Der usbekische Regisseur Ali Khamraev hat eine professionelle Bewertung der Kurzfilmreihe „Lebendige Geschichte Usbekistans“ abgegeben, die im Zentrum der Islamischen Zivilisation (ZIZ) in Taschkent entsteht. Darüber berichtet die Pressestelle des Zentrums.
Laut Khamraev wurde eine Expertengruppe gebildet, die die fertigen Arbeiten sichtet und den Autoren Empfehlungen gibt – von der Präzisierung historischer Details bis hin zur Intonation des Off-Textes und der musikalischen Gestaltung.
Khamraev betonte, dass die Macher aktiv Technologien der künstlichen Intelligenz nutzen, jedoch sollte das visuelle Material durch Live-Aufnahmen ergänzt werden – durch Landschaften, Naturgeräusche, Chronikaufnahmen und ausdrucksstarke Musik. Unter den gelungensten Arbeiten hob er Filme über Amir Temur und die Entwicklung der Bewässerung hervor, in denen die schwere Arbeit der Kanalbauer gezeigt wird, sowie Filme über die ersten Agronomen der Region und die Jadiden – Aufklärer des beginnenden 20. Jahrhunderts, von denen viele repressiert wurden.

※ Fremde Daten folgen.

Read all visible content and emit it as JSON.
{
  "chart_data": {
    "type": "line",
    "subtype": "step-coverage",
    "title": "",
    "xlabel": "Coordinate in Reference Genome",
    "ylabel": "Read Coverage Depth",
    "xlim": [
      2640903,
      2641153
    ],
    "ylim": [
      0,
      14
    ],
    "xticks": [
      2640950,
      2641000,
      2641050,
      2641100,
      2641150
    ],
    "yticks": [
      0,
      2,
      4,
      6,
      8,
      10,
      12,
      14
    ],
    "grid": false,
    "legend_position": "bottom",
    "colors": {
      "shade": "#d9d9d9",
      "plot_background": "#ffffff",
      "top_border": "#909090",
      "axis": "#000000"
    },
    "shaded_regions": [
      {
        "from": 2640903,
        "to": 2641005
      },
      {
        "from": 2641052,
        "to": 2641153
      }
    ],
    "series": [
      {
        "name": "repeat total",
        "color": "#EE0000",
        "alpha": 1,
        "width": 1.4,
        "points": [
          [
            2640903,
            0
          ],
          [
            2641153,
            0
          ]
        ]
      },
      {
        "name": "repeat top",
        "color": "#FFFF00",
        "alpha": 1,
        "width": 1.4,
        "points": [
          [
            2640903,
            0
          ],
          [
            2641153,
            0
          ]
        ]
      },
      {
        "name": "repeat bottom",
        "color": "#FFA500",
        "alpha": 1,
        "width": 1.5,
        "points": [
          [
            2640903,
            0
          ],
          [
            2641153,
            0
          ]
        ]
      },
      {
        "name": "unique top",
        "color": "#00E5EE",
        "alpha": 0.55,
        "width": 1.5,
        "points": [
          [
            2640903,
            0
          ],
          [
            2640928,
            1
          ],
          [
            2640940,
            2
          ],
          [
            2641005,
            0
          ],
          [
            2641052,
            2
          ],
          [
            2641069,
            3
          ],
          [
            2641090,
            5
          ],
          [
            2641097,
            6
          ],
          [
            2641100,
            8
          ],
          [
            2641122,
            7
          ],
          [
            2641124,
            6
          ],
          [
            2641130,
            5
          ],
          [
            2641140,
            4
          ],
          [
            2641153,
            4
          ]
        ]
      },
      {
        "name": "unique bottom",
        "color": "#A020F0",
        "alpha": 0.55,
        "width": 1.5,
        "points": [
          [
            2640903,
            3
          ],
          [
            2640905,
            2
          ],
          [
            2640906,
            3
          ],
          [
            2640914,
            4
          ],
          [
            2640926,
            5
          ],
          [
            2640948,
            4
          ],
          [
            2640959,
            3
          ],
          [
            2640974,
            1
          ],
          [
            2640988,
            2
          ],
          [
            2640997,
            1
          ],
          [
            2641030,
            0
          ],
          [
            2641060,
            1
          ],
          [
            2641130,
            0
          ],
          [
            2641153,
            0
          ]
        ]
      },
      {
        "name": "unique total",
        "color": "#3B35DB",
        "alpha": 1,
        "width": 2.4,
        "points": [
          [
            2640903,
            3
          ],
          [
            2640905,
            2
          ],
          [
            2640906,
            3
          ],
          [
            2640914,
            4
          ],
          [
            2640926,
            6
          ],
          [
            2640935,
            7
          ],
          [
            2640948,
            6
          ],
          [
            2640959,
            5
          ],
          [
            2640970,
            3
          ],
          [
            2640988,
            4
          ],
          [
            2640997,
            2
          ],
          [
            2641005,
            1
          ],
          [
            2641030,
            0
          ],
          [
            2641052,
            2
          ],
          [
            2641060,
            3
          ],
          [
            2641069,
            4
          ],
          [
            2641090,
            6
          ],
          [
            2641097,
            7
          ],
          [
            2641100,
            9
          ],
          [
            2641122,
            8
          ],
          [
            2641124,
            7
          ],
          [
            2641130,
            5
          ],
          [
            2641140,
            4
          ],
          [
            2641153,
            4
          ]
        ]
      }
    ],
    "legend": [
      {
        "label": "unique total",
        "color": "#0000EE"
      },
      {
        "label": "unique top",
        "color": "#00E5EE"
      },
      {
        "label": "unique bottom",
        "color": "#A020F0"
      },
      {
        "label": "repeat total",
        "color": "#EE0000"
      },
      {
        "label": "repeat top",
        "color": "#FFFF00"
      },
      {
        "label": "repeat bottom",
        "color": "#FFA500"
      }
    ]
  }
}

Er hob besonders die Arbeit der Künstler hervor, die visuelle Rekonstruktionen der Bilder von Amir Temur, Ulugbek, Babur, Ibn Sina, Khorezmi, Imam Bukhari, Termez und Al-Fargani geschaffen haben – obwohl es keine echten Porträts dieser Persönlichkeiten gibt.
„Das Zentrum führt umfangreiche Forschungen im Ausland durch – im Iran, in der Türkei, Pakistan, Indien, Großbritannien, Frankreich, Spanien und den USA. Dort wurden Handschriften, Miniaturen und wissenschaftliche Werke entdeckt, von denen ein Teil verloren gegangen war und nun in Kopien rekonstruiert wurde. All dies findet bereits Niederschlag in den Filmen und bringt Dutzende, vielleicht sogar Hunderte von Namen zurück ins kulturelle Gedächtnis“, bemerkte Khamraev.
Der Regisseur äußerte die Überzeugung, dass die Reihe „Lebendige Geschichte Usbekistans“ eine große Zukunft habe, und schlug vor, perspektivisch einen abendfüllenden Dokumentarfilm über das Zentrum der Islamische Zivilisation selbst zu drehen, das seiner Meinung nach bereits zu einem der kulturellen Aushängeschilder des Landes geworden sei.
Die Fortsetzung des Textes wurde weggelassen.